L’Italia chiede «il pieno e incondizionato accesso agli operatori umanitari, che potranno rafforzare l’attività di assistenza umanitaria a favore dei migranti e delle comunità ospitanti». E chiede anche la «progressiva», e anche qui non “immediata”, «chiusura dei centri non ufficiali in cui sono trattenuti i migranti irregolari». Campi di prigionia, beninteso, gestiti direttamente dalle milizie e dai trafficanti di uomini e di cui non si conosce la dislocazione esatta, che evidentemente Roma ritiene sia invece nota alle autorità di Tripoli. E probabilmente alludendo a figure come il comandante al-MIlad, nome di guerra “Bija”, che viene anche chiesta “l’esclusione dai centri del personale che non abbia adeguate credenziali in materia di diritti umani”. Certo, occorre essere «consapevoli della sensibilità dell’attuale fase in Libia e della necessità di continuare a sostenere gli sforzi miranti alla pace e alla riconciliazione nazionale, in vista di una stabilizzazione che permetta l’edificazione di uno Stato pienamente democratico», si legge ancora. E per rassicurare il governo riconosciuto del premier al-Sarraj viene ribadito che non sarà messo in discussione il Trattato di amicizia firmato da Berlusconi e Gheddafi a Bengasi il 30 agosto 2008, nonché la Dichiarazione di Tripoli del 21 gennaio 2012 (governo Monti).

Su un punto Roma sembra insistere: «Rispetto dei trattati e delle norme internazionali consuetudinarie di diritto umanitario e sui diritti umani, inclusi i principi e gli scopi della Convenzione di Ginevra del 1951 sullo statuto dei rifugiati». La Libia, però, non ha mai firmato la Convenzione sui Diritti dell’Uomo. Ma l’Italia si impegna a «elaborare, con il supporto della Parte italiana e attraverso l’assistenza tecnica e il sostegno delle Nazioni Unite e della comunità internazionale, una normativa nazionale settoriale che garantisca il rispetto dei diritti di migranti e rifugiati».
Nessuno di questi propositi ha trovato un compimento negli anni precedenti, quando la situazione libica appariva relativamente meno conflittuale ed è davvero difficile immaginare che possa accadere adesso, quando perfino la tregua raggiunta tra i negoziatori del premier al-Sarraj e del generale Haftar, viene regolarmente violata.
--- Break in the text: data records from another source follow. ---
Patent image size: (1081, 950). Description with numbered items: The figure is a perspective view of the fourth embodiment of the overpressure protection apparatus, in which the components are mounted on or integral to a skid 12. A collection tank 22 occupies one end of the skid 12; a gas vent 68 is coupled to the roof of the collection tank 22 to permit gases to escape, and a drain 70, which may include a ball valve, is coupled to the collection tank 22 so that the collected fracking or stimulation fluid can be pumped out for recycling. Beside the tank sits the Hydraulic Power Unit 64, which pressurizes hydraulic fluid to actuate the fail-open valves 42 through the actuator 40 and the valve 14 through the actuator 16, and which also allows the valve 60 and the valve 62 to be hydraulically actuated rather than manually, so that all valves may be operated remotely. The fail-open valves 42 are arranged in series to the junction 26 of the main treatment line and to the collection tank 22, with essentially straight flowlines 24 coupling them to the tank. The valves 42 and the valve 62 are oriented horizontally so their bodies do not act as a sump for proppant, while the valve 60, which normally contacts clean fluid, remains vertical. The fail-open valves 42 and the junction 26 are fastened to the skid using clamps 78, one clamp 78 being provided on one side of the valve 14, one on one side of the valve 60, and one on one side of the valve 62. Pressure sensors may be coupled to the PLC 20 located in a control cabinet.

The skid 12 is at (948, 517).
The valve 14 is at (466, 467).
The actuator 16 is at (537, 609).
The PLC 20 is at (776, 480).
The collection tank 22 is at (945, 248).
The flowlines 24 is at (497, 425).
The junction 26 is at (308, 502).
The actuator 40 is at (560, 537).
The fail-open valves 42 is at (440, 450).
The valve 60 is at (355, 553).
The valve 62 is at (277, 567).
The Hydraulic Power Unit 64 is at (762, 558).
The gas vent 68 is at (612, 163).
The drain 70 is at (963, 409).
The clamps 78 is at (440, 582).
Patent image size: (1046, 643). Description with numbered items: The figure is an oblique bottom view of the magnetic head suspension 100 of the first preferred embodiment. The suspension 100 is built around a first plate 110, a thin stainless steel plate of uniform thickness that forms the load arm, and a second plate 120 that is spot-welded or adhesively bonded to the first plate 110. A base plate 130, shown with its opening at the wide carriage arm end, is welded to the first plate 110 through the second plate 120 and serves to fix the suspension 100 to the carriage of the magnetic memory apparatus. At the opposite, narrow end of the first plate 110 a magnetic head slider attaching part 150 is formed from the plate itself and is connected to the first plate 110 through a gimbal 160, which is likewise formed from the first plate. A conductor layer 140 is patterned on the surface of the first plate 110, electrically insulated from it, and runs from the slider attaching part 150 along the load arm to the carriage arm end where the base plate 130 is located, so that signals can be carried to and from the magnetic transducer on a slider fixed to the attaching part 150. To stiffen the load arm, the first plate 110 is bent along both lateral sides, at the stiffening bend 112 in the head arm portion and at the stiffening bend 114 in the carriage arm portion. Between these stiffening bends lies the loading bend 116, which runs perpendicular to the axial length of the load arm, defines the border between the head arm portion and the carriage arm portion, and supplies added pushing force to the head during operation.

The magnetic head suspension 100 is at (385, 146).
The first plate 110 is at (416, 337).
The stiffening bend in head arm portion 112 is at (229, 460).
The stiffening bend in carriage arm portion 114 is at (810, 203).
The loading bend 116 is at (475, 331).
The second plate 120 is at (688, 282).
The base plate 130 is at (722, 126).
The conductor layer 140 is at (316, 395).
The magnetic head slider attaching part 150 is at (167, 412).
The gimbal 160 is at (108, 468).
Su altri punti, però, si concentrerà l’attenzione dei libici. L’Italia si impegna a sostenere finanziariamente, con corsi di formazione e con equipaggiamento la «guardia costiera del Ministero della Difesa», definizione che di fatto esclude le altre “polizie marittime”, pur lasciando aperta la porta al supporto degli «organi e dipartimenti competenti del Ministero dell’Interno», che a sua volta guida una propria milizia navale che nei giorni scorsi aveva ospitato un vertice con un rappresentante del nostro governo.
«La Parte italiana si impegna a fornire supporto tecnico e tecnologico agli organismi libici incaricati della prevenzione e del contrasto all’immigrazione irregolare e delle attività di ricerca e soccorso in mare e nel deserto», si legge ancora. In questo contesto «le Parti si impegnano a sostenere le misure adottate dall’Unhcr-Acnur e dall’Oim (le agenzie umanitarie dell’Onu sul campo, ndr) nel quadro del piano d’azione per l’assistenza ai migranti in Libia e la Parte libica assumerà ogni utile iniziativa per facilitarne l’attuazione». Di tutto questo, però, le agenzie Onu non sono state messe al corrente né hanno potuto offrire osservazioni e suggerimenti.